Recall that we define an individual as “vulnerable” if our model predicts that individual to be in the top 25 percent of the vulnerability distribution.

9

Analogous to Figure 2, Figure A.1 shows the correlation between various county-level characteristics and the share of beneficiaries in the top 1 percent of vulnerability.
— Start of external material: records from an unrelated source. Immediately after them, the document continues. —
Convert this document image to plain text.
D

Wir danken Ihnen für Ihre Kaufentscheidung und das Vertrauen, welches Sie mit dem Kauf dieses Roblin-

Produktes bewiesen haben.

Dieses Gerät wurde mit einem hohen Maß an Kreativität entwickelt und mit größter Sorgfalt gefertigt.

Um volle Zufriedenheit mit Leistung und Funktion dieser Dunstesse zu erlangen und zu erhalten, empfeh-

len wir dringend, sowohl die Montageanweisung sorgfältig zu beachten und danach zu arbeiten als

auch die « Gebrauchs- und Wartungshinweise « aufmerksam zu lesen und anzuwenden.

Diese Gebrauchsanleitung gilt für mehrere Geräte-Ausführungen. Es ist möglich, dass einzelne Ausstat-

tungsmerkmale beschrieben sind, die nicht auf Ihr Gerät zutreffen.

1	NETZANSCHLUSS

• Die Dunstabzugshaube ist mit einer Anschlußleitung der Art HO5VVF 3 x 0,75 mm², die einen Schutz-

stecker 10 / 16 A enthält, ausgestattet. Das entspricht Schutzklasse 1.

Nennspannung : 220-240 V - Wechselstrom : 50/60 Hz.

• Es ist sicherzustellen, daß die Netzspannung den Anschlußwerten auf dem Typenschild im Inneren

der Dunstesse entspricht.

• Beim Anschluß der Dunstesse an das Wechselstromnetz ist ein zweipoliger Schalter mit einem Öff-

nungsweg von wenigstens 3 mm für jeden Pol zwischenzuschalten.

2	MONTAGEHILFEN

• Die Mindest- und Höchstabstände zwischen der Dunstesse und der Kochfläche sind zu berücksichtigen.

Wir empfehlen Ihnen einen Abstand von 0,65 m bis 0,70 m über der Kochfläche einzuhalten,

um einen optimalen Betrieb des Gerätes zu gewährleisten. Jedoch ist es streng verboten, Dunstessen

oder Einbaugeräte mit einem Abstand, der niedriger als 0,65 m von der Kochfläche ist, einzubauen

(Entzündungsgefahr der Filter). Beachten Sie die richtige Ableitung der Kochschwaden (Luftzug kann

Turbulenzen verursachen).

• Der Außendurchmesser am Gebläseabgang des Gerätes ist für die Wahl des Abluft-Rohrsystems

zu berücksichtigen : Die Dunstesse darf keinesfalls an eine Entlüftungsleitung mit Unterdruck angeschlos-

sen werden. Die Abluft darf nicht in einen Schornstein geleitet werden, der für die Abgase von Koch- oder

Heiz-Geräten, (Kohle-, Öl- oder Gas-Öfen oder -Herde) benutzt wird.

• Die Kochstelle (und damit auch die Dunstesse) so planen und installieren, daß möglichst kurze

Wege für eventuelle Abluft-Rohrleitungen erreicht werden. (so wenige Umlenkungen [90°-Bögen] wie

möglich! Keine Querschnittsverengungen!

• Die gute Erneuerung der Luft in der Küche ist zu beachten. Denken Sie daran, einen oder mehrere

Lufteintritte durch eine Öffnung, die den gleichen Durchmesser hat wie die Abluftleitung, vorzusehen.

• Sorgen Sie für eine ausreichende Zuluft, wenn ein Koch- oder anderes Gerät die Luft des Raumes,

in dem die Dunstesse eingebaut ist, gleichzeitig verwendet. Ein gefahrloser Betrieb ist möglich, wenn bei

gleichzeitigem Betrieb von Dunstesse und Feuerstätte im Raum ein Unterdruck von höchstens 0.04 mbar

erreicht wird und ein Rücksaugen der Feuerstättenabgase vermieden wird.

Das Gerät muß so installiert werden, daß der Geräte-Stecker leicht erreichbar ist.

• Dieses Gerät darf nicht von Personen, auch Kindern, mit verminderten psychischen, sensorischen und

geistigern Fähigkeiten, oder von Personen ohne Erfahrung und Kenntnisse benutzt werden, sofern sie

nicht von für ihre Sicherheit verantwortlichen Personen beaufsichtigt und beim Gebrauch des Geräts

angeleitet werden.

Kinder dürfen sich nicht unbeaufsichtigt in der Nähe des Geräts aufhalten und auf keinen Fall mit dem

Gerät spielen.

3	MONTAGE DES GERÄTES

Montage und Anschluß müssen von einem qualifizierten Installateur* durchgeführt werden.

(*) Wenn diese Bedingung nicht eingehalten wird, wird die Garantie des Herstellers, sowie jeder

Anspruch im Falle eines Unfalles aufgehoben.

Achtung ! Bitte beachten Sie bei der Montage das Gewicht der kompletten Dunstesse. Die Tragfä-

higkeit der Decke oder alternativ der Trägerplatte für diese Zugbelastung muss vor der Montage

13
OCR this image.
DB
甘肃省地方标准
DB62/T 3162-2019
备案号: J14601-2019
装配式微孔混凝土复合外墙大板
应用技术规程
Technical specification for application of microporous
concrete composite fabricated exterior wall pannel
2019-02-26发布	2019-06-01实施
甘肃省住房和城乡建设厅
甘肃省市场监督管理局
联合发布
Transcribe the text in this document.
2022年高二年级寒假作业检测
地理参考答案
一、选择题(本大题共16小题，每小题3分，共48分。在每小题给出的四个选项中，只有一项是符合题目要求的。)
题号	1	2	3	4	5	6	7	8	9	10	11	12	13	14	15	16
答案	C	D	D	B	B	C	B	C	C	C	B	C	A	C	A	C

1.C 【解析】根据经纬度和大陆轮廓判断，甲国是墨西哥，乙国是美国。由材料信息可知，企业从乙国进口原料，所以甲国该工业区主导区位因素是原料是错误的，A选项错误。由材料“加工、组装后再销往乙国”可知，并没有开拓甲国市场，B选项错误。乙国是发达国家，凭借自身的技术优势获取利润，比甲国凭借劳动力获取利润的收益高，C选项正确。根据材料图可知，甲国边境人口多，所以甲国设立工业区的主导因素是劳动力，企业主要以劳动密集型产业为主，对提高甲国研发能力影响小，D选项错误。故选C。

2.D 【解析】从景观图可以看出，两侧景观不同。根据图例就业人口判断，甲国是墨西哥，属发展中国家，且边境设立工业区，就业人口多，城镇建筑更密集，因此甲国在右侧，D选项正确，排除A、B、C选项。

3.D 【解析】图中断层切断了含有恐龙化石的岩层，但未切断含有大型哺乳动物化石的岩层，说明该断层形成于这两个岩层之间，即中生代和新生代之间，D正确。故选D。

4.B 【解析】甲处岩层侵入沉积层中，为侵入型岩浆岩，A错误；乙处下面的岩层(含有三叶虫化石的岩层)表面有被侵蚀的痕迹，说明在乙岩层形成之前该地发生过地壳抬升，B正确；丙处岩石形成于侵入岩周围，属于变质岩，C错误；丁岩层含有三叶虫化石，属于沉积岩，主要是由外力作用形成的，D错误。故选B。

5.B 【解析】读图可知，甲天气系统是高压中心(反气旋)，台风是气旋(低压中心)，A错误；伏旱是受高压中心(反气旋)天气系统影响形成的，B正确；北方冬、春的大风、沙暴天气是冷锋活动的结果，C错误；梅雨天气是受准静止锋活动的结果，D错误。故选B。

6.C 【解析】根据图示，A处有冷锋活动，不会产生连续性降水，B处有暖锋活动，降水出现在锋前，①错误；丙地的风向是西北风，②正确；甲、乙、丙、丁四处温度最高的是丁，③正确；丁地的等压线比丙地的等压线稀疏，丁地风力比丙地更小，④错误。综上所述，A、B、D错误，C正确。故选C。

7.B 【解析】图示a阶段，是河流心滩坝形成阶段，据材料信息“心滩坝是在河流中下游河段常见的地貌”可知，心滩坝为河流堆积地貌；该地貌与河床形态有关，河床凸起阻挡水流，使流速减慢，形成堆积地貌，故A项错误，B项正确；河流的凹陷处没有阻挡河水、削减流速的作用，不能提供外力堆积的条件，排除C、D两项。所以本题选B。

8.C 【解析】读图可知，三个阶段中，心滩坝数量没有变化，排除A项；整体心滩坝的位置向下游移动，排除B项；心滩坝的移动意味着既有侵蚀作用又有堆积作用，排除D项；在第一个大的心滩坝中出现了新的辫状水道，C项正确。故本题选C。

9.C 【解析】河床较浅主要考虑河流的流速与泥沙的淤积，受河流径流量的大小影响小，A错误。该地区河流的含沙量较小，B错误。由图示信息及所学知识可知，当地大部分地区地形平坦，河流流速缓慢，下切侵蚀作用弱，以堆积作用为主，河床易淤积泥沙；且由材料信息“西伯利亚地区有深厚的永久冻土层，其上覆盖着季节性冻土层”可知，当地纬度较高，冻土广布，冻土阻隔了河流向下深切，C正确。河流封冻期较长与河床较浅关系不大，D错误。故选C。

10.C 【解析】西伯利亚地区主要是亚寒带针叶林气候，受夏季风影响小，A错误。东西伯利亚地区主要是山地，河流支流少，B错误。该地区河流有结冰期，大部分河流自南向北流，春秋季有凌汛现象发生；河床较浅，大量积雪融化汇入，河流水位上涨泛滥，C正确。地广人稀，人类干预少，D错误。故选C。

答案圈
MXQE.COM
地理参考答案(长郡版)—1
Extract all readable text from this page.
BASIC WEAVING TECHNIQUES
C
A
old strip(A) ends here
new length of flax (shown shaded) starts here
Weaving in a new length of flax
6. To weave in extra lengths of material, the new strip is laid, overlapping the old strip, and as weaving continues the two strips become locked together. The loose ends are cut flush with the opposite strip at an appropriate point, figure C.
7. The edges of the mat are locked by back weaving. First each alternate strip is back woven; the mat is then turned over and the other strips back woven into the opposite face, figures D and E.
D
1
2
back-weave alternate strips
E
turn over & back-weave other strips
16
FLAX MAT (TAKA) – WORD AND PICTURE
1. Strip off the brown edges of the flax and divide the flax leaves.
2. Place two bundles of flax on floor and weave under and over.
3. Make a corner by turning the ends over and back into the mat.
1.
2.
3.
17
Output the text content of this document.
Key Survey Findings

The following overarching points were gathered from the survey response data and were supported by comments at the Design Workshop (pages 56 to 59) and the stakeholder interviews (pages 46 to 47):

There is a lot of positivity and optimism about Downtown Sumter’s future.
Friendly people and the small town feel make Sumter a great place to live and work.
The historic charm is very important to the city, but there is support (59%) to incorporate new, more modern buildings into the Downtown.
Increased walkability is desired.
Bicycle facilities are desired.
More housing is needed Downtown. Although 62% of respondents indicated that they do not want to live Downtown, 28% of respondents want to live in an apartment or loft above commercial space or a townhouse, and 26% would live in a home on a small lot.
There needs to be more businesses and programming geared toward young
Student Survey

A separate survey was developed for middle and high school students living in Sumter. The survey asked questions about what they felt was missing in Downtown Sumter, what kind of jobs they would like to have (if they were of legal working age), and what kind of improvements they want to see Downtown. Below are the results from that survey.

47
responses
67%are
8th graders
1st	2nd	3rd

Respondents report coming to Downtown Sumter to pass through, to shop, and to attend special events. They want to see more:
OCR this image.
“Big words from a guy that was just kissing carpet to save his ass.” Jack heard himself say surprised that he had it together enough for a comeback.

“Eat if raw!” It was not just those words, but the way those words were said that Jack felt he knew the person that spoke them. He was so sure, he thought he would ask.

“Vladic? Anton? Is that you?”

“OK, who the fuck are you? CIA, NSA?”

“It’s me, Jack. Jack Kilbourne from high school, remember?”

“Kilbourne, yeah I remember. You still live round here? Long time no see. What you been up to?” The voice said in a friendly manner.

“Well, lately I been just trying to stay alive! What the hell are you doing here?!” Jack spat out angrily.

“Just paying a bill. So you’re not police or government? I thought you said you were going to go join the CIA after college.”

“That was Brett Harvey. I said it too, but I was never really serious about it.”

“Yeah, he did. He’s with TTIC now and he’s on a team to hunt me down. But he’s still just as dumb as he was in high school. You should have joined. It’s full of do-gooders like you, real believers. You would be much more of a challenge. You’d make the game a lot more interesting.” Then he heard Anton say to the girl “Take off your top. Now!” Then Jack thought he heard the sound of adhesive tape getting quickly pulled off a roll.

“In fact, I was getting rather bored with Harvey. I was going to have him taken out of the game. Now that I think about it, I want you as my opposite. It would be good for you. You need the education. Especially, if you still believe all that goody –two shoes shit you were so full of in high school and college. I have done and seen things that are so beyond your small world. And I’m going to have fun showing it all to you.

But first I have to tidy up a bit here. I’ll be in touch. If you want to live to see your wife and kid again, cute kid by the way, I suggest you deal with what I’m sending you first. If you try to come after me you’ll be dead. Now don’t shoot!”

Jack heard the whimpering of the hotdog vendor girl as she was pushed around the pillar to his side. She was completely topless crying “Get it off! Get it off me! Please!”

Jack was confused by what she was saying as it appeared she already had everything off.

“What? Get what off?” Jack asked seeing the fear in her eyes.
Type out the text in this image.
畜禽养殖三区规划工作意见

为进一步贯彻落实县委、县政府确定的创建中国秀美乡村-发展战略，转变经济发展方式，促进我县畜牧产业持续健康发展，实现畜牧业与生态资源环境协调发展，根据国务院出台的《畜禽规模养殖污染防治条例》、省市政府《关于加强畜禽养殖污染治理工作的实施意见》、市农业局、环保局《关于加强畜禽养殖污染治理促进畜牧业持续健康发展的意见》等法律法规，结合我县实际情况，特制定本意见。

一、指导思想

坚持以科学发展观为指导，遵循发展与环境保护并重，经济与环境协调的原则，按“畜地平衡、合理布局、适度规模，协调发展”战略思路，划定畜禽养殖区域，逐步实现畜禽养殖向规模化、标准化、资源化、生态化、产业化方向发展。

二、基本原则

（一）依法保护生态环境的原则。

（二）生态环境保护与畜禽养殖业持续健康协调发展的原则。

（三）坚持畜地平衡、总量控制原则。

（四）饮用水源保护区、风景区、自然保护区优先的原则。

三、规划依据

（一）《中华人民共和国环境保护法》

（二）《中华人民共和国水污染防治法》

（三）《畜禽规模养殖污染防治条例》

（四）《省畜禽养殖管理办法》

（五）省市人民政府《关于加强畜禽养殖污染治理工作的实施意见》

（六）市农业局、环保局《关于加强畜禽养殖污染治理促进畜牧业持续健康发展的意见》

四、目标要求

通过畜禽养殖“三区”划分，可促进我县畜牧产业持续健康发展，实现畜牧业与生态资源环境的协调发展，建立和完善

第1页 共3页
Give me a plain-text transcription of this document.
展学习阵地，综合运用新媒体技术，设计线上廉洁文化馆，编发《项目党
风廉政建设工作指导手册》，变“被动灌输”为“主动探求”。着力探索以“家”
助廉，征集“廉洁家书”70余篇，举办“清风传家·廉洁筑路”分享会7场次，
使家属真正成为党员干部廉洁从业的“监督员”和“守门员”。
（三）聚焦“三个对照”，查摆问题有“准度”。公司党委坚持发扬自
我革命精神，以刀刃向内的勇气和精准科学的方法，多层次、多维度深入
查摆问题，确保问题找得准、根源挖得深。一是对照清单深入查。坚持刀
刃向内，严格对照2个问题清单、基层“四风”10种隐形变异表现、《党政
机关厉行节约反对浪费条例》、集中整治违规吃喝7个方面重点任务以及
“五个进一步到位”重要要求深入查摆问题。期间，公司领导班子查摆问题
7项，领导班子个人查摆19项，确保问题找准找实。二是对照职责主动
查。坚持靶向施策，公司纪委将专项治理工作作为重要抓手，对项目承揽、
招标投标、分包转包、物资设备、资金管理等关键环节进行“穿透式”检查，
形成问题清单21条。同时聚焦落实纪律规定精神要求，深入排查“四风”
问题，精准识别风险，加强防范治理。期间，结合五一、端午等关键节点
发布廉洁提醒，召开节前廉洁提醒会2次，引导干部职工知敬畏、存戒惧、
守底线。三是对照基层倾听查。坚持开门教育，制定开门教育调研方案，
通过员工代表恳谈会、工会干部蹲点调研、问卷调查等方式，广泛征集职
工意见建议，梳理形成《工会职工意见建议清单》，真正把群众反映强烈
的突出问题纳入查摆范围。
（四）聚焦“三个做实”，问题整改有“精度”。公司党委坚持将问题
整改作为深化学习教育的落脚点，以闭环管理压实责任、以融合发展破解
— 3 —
Figure A.2 presents a scatterplot between the county-level share of beneficiaries in the top 25 percent of vulnerability and the share of beneficiaries in the top 1 percent of vulnerability.

10

Commuting Zones (CZs) are geographies similar to Metropolitan Statistical Areas (MSAs) that group nearby areas based on commuting patterns. For our purposes, CZs are preferred due to their superior coverage of rural areas and the fact that they are defined at the supra-county level.

11

Analogous to Figure 2, Figure A.8 shows the relationship between the number of vulnerable beneficiaries and various county-level characteristics. Although a few county-level characteristics—such as median home value, local taxation, and local government spending—cease to be significant predictors of vulnerability, the ranking of characteristics by the magnitude of the correlation is virtually identical to Figure 2.